The armamentarium to treat epilepsy includes today more than twenty drugs.
These are classically distinguished as standard, traditional or first generation antiepileptic
drugs (AEDs), which include phenobarbital, phenytoin, carbamazepine, valproic acid,
ethosuximide and benzodiazepines, and new or second generation AEDs, which are
vigabatrin, lamotrigine, felbamate, gabapentin, oxcarbazepine, tiagabine, topiramate,
stiripentol, pregabalin, levetiracetam, rufinamide, zonisamide. More recently, other four
compounds have been introduced, i.e., lacosamide, retigabine, eslicarbazepine acetate and
perampanel, also defined as third generation AEDs. The mechanism of antiepileptic action
is mainly mediated by increase in inhibitory GABA activity and/or prolongation of sodium
and/or calcium channel inactivation. From a pharmacokinetic point of view, the most
relevant difference characterizing a number of the recent AEDs as compared to the
traditional ones is the lack of or a milder induction of hepatic enzymes with consequent
reduced risk of drug-drug interactions. Concerning therapeutic features, valproic acid
exhibits the broadest spectrum of action and still remains the only AED which can be used
to treat all types of seizures, from absences and other primarily generalized seizures to focal
ones, and almost all syndromes. Among the recent compounds, lamotrigine, topiramate,
levetiracetam and zonisamide have shown to be efficacious in primarily generalized
seizures and in some idiopathic generalized epilepsies, but their effect against absence
seizures is less potent than that of valproic acid or even irrelevant. All AEDs, except
ethosuximide, exhibit similar efficacy against focal seizures and, apart from traditional
drugs, lamotrigine, oxcarbazepine, gabapentin, topiramate and levetiracetam, and ZNS in
Europe, have the indication of mono-therapy. Some of the new compounds have specific
paediatric indications: vigabatrin against infantile spasms in West syndrome, felbamate and
rufinamide against mixed seizures in the Lennox-Gastaut syndrome, and stiripentol against
some types of seizures in Dravet syndrome. In spite of this variety of AEDs, the percentage
of patients with refractory epilepsy has not changed over the last 50 years and is still
stabilized around 30-40%. Adverse events are observed in one-third of patients on AED
therapy. Frequent, unspecific and usually dose dependent CNS side effects occur with
almost all AEDs and encompass sedation, somnolence, fatigue, and dizziness, usually
attenuating or even disappearing over time. Acute idiosyncratic effects, such as skin rush,
may be particularly troubling and may configure a hypersensitivity syndrome with rapid
degeneration to a severe and even life-threatening condition.
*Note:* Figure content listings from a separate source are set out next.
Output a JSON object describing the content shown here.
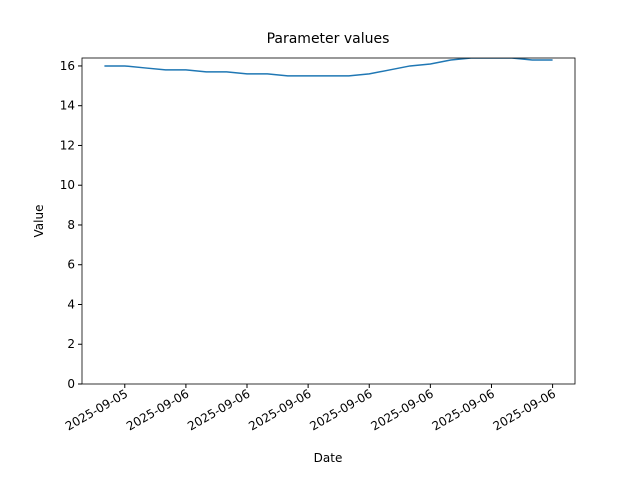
{
  "chart_data": {
    "type": "line",
    "title": "Parameter values",
    "x_label": "Date",
    "y_label": "Value",
    "x": [
      0,
      1,
      2,
      3,
      4,
      5,
      6,
      7,
      8,
      9,
      10,
      11,
      12,
      13,
      14,
      15,
      16,
      17,
      18,
      19,
      20,
      21,
      22
    ],
    "series": [
      {
        "color": "#1f77b4",
        "values": [
          16.0,
          16.0,
          15.9,
          15.8,
          15.8,
          15.7,
          15.7,
          15.6,
          15.6,
          15.5,
          15.5,
          15.5,
          15.5,
          15.6,
          15.8,
          16.0,
          16.1,
          16.3,
          16.4,
          16.4,
          16.4,
          16.3,
          16.3
        ]
      }
    ],
    "xlim": [
      -1.1,
      23.1
    ],
    "xticks": [
      {
        "value": 1,
        "label": "2025-09-05"
      },
      {
        "value": 4,
        "label": "2025-09-06"
      },
      {
        "value": 7,
        "label": "2025-09-06"
      },
      {
        "value": 10,
        "label": "2025-09-06"
      },
      {
        "value": 13,
        "label": "2025-09-06"
      },
      {
        "value": 16,
        "label": "2025-09-06"
      },
      {
        "value": 19,
        "label": "2025-09-06"
      },
      {
        "value": 22,
        "label": "2025-09-06"
      }
    ],
    "ylim": [
      0,
      16.4
    ],
    "yticks": [
      0,
      2,
      4,
      6,
      8,
      10,
      12,
      14,
      16
    ],
    "grid": false
  }
}
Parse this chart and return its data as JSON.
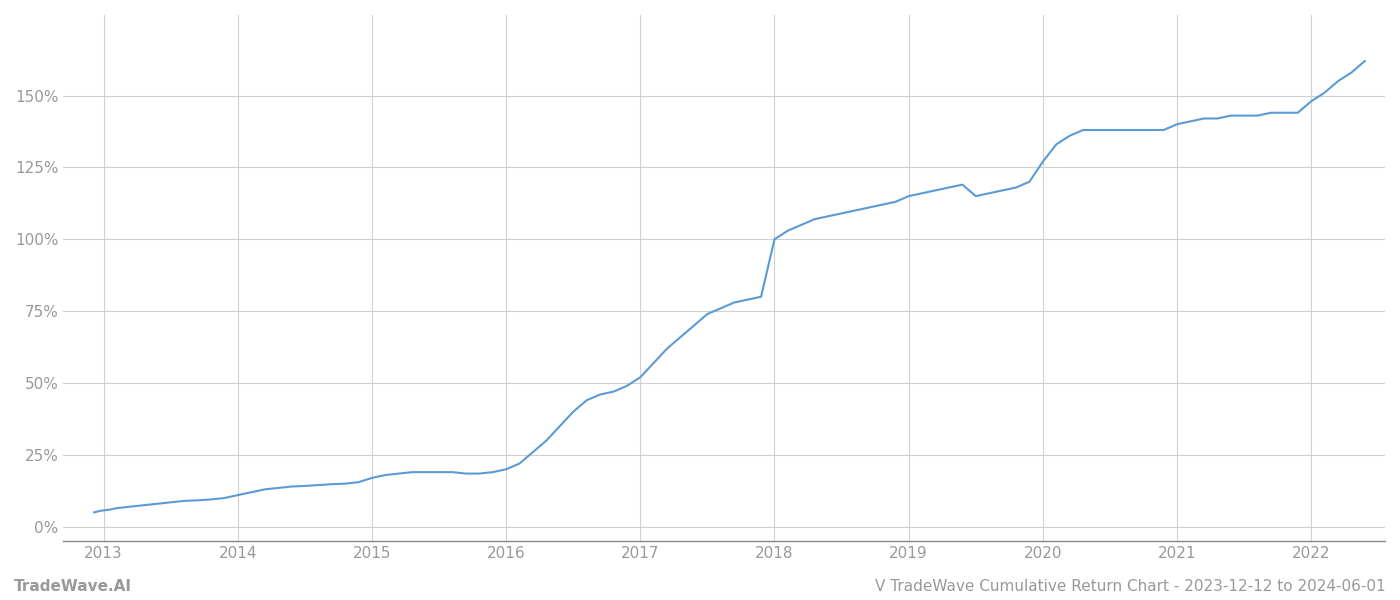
{
  "title": "V TradeWave Cumulative Return Chart - 2023-12-12 to 2024-06-01",
  "watermark": "TradeWave.AI",
  "line_color": "#5b9bd5",
  "background_color": "#ffffff",
  "grid_color": "#d0d0d0",
  "x_years": [
    2013,
    2014,
    2015,
    2016,
    2017,
    2018,
    2019,
    2020,
    2021,
    2022
  ],
  "data_x": [
    2012.93,
    2012.97,
    2013.05,
    2013.1,
    2013.2,
    2013.3,
    2013.4,
    2013.5,
    2013.6,
    2013.7,
    2013.8,
    2013.9,
    2014.0,
    2014.1,
    2014.2,
    2014.3,
    2014.4,
    2014.5,
    2014.6,
    2014.7,
    2014.8,
    2014.9,
    2015.0,
    2015.1,
    2015.2,
    2015.3,
    2015.4,
    2015.5,
    2015.6,
    2015.7,
    2015.8,
    2015.9,
    2016.0,
    2016.1,
    2016.2,
    2016.3,
    2016.4,
    2016.5,
    2016.6,
    2016.7,
    2016.8,
    2016.9,
    2017.0,
    2017.1,
    2017.2,
    2017.3,
    2017.4,
    2017.5,
    2017.6,
    2017.7,
    2017.8,
    2017.9,
    2018.0,
    2018.1,
    2018.2,
    2018.3,
    2018.4,
    2018.5,
    2018.6,
    2018.7,
    2018.8,
    2018.9,
    2019.0,
    2019.1,
    2019.2,
    2019.3,
    2019.4,
    2019.5,
    2019.6,
    2019.7,
    2019.8,
    2019.9,
    2020.0,
    2020.1,
    2020.2,
    2020.3,
    2020.4,
    2020.5,
    2020.6,
    2020.7,
    2020.8,
    2020.9,
    2021.0,
    2021.1,
    2021.2,
    2021.3,
    2021.4,
    2021.5,
    2021.6,
    2021.7,
    2021.8,
    2021.9,
    2022.0,
    2022.1,
    2022.2,
    2022.3,
    2022.4
  ],
  "data_y": [
    5,
    5.5,
    6,
    6.5,
    7,
    7.5,
    8,
    8.5,
    9,
    9.2,
    9.5,
    10,
    11,
    12,
    13,
    13.5,
    14,
    14.2,
    14.5,
    14.8,
    15,
    15.5,
    17,
    18,
    18.5,
    19,
    19,
    19,
    19,
    18.5,
    18.5,
    19,
    20,
    22,
    26,
    30,
    35,
    40,
    44,
    46,
    47,
    49,
    52,
    57,
    62,
    66,
    70,
    74,
    76,
    78,
    79,
    80,
    100,
    103,
    105,
    107,
    108,
    109,
    110,
    111,
    112,
    113,
    115,
    116,
    117,
    118,
    119,
    115,
    116,
    117,
    118,
    120,
    127,
    133,
    136,
    138,
    138,
    138,
    138,
    138,
    138,
    138,
    140,
    141,
    142,
    142,
    143,
    143,
    143,
    144,
    144,
    144,
    148,
    151,
    155,
    158,
    162
  ],
  "yticks": [
    0,
    25,
    50,
    75,
    100,
    125,
    150
  ],
  "ytick_labels": [
    "0%",
    "25%",
    "50%",
    "75%",
    "100%",
    "125%",
    "150%"
  ],
  "ylim": [
    -5,
    178
  ],
  "xlim": [
    2012.7,
    2022.55
  ],
  "tick_color": "#999999",
  "axis_color": "#888888",
  "title_fontsize": 11,
  "watermark_fontsize": 11,
  "tick_fontsize": 11,
  "line_width": 1.5
}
Felbamate and vigabatrin are
used exceptionally because of high incidence of aplastic anemia and liver failure occurring
with the first and irreversible loss of visual field occurring with the second one. Subtle and
slowly developing adverse effects, like bone mineral density reduction associated
especially with traditional enzyme-inducing AEDs, require a continuous monitoring of the
patient clinical condition. Antiepileptic therapy has special implications for women of child
bearing age with regard to contraception, pregnancy and teratogenicity. There is some
evidence that teratogenic effects, particularly frightening with valproic acid, with >
400mg/day dose of carbamazepine, and with polytherapies, are less frequent with
lamotrigine. Given the large number of available AEDs, opportunities to tailor drug therapy
on the individual patient are various. Treatment decisions, however, are complex and need
to be individualised on the basis of careful evaluation of a number factors related to drug,
disease and the patient. Choice of first-line therapy for a specific form of epilepsy, the time
at which the drug should be started, and which strategy is most appropriate after failure of
the first drug are key decision steps. Patient-specific factors include age, sex, childbearing
potential, co-morbidities, and concomitant medications. Future directions include discovery
of drugs with an improved safety profile, with more potent anti-seizure effect, able to
prevent epileptogenesis and, possibly, to interact with specific genetic substrates.
Keywords: Traditional antiepileptic drugs (AEDs), second and third generation
AEDs, neuronal membrane stabilization, ion channels modulation, GABA
transmission, pharmacokinetics, drug interactions, pregnancy, adverse effects of
AEDs, clinical indications of AEDs, refractory epilepsy.